Le concert de Johnny
- Ouais j’ai perdu. A cause d’Edouard.
Bernard, tout rouge de sa défaite, poursuit son analyse.
- Tu te rends compte, je suis bien, il arrive. L’autre tire non pas un, mais DEUX double six.
- Non ?!
- Mais ouais. Pis nom de Dieu, il reste là, debout, il comprend pas. Il est pas foutu de s’asseoir. Toi, t’es joueur, tu comprends. Mais lui, nom de Dieu, il bouge pas. Je sais pas comment faut lui dire.
En fin d’après-midi, je me renseigne auprès d’Edouard.

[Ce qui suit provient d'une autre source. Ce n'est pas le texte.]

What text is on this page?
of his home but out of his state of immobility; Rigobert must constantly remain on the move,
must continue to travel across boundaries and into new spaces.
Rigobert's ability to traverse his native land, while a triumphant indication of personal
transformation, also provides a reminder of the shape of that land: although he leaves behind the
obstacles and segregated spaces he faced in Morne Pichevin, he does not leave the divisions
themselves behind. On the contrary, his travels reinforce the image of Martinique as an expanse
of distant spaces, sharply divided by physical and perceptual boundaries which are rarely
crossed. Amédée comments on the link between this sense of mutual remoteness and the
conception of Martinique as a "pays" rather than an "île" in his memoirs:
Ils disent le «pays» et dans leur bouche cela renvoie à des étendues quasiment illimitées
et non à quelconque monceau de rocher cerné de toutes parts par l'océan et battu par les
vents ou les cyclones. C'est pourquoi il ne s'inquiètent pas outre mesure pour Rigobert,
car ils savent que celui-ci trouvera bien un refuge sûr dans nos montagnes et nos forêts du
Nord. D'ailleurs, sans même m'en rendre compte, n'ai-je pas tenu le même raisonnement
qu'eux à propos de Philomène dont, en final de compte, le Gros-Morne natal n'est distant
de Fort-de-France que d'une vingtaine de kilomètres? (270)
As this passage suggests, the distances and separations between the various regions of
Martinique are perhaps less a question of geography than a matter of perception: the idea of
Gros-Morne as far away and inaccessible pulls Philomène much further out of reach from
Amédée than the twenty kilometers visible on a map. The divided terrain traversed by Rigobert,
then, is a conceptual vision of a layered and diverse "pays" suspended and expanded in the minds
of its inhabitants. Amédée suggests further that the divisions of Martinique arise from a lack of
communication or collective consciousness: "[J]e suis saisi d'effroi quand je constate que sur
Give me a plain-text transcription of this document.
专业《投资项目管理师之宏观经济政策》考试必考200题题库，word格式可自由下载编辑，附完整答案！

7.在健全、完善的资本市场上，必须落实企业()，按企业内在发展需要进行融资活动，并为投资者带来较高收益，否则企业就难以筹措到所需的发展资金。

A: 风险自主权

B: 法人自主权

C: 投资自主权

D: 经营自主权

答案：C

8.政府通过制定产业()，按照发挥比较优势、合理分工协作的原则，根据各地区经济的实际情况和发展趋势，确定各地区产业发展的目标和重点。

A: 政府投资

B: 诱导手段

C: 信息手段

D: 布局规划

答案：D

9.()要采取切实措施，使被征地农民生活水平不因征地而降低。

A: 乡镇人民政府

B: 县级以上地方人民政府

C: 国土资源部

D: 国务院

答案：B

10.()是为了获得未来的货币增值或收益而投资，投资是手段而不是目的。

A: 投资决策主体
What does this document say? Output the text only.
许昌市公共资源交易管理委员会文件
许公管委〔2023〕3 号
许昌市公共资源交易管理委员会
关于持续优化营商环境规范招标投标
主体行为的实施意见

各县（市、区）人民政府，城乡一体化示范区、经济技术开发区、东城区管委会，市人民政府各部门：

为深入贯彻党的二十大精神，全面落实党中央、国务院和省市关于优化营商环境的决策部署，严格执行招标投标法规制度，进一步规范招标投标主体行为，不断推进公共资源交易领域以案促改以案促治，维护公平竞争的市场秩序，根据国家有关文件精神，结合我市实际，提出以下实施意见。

- Tu sais où est Bernard ?
- Non, je m’en fous.
- Bernard, il ne va jamais perdre sans un mot, il fallait qu’il trouve un coupable.
- Ouais, mais là il exagère.
- Il croit qu’il a perdu à cause de toi. Il voulait que tu partes.
- Il n’avait qu’à me le dire. Il dit rien, je peux pas deviner.
- Envoie-lui un sms.
- Non là c’est à lui de le faire. C’est un con. C’est la dernière fois que je pars avec lui.
- Ecris-lui « t’es un con, tu descends ? »
Cinq minutes plus tard, Bernard est là. Edouard nous expose son idée :
- Dites-donc les gars, qu’est-ce que vous diriez d’aller manger au Méridien, il y a le concert de Johnny juste à côté, il paraît qu’on l’entend comme si on y était.
Bernard n’est pas convaincu.
- Qu’est-ce que Johnny vient se faire chier à chanter devant sept cents pelés au Sporting. Il y a un mois, il chantait devant huitante-cinq mille personnes sur les Champs-Elysées. C’est sa tournée d’adieu, qu’est-ce qu’il vient s’emmerder ici ? C’est pas lui, c’est un sosie. Ou alors c’est pour la Croix-Rouge.
- Non, non, je te promets, j’ai vu son nom sur les affiches.
- Ben alors on a avantage à réserver.
A vingt heures trente on sort de l’hôtel. Je leur fais une proposition tout à fait absurde :
- On va à pieds ?
- T’es malade !
Cinq minutes plus tard on se balade au bord de la mer devant un magnifique coucher de soleil. On continue après le Méridien. En fait, c’est au restaurant gastronomique du Monte Carlo Beach que l’on se rend. Petites allées blanches, piscines sablonneuses dont les méandres sinuent sous les palmiers, végétation luxuriante, on se croirait au Bahamas. Sous les reflets bleus, oranges et verts des lumières du Sporting, le ciel prend des couleurs évoquant Las Vegas. La sérénité ambiante n’échappe pas à Bernard.
- Dites-donc Johnny il est enroué ?
- En tout cas on n’entend pas grand-chose.
- Mais qu’est-ce qu’on mange bien.
Ce n’est que vers une heure que l’on retourne à pieds. On croise Ion qui nous apostrophe au Fairmount.
- C’est fou, on entendait le concert dans tout Monte Carlo, qu’est-ce que c’était fort ! Comme si on y était.
On se rend compte que, derrière le Sporting, on a mangé dans le seul endroit de Monte Carlo d’où l’on ne percevait pas le moindre son.